Question
I have the following table with PostgreSQL+TimescaleDB:
create table heatingElectricityMeter(
time timestamptz(0) not null,
import real not null
);
select create_hypertable('heatingElectricityMeter', 'time', chunk_time_interval => interval '1 month');
"import" is the total energy consumed since the energy meter was produced. Thus "import" is monotonically increasing. About once every 10seconds I insert a value to that table (however currently I have much less then one value for every 10s in the DB).
Now I would like to create a bar-chart that shows energy consumed per local day for the last X days. Let's say... The last 90 days.
What I have tried so far
Here is my first attempt:
select
time_bucket(interval '1 day', time::timestamp) "day",
first(import, "time"),
last(import, "time")
from heatingelectricitymeter
where time between '2021-07-28T02:00:00Z' and '2021-10-28T02:00:00Z'
group by "day"
order by 1
This query takes roughly 2.5seconds on my Raspberry Pie 2 with ~85K data points in the queried time frame. Not really a "problem" but... It could be faster. My next attempt:
select
time_bucket(interval '1 day', time::timestamp) "day",
max(import) - min(import)
from heatingelectricitymeter
where time between '2021-07-28T02:00:00Z' and '2021-10-28T02:00:00Z'
group by "day"
order by 1
The effect should be the same and I kind of expected this to perform the same. However to my surprise this is quite a lot faster: It just takes ~1.5 seconds.
(Side note: Not casting to ::timestamp
speeds up the queries to 1.7seconds and 1.0seconds respectively. However I eventually want to use midnight-midnight in local time and if I understand the manual correctly that means that I will need to do this cast)
Now one thing is that the docs say:
The last and first commands do not use indexes, and instead perform a sequential scan through their groups.
This does not really answer why min
and max
are faster. They can't use an index either. At the same time using and index seems to make sense. We just need the first and last value for each group.
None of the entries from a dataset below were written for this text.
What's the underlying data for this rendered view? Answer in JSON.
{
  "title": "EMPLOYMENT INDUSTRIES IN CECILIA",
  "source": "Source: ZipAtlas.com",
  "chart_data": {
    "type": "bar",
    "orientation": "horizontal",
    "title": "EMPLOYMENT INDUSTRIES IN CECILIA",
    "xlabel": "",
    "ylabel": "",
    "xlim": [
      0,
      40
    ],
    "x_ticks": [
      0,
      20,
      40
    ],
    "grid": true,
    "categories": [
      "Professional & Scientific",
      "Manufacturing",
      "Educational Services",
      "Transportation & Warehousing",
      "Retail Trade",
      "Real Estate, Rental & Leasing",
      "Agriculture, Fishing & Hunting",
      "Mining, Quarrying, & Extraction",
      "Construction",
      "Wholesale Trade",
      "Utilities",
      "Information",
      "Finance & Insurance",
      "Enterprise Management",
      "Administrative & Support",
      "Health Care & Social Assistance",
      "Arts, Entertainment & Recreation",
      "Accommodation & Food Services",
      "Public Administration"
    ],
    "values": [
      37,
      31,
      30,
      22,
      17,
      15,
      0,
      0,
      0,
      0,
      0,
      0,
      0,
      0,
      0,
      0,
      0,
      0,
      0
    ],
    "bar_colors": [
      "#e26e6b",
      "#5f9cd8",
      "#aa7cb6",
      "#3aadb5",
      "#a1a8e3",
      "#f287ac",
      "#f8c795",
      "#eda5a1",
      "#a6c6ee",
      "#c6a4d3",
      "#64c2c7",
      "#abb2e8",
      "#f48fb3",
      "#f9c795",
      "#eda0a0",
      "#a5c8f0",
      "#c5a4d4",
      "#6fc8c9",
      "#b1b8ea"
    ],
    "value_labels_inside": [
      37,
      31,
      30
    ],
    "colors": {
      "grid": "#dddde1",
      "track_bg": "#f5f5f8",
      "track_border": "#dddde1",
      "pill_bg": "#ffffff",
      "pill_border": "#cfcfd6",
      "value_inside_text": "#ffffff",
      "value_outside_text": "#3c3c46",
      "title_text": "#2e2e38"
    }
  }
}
My next attempt is to gather the required values directly and not use grouping:
select "day", "import" - lag("import") over (order by "day") from (
select ('2021-10-28'::date - v) "day"
from generate_series(0, 90) s(v)
)x
join lateral (
select time, import from heatingElectricityMeter where time >= day order by time limit 1
)y on true
BINGO! Down to 0.7 seconds!
The result is not exactly the same as min/max/first/last, as in this query I will always compare the first value of each day with the first value of the previous day. In my opinion this is actually better though, because data might land on the wrong day, but it won't be lost. (In a perfect world I'd get the interpolated values at exactly midnight for each day, however I am putting that off for simplicity. For my use case I can life with the slight inaccuracy).
However it feels like I am doing it in a way to complicated fashion. To me it seems like something which is perfectly normal task to do with a time database. Is there a simpler way to efficiently do this query?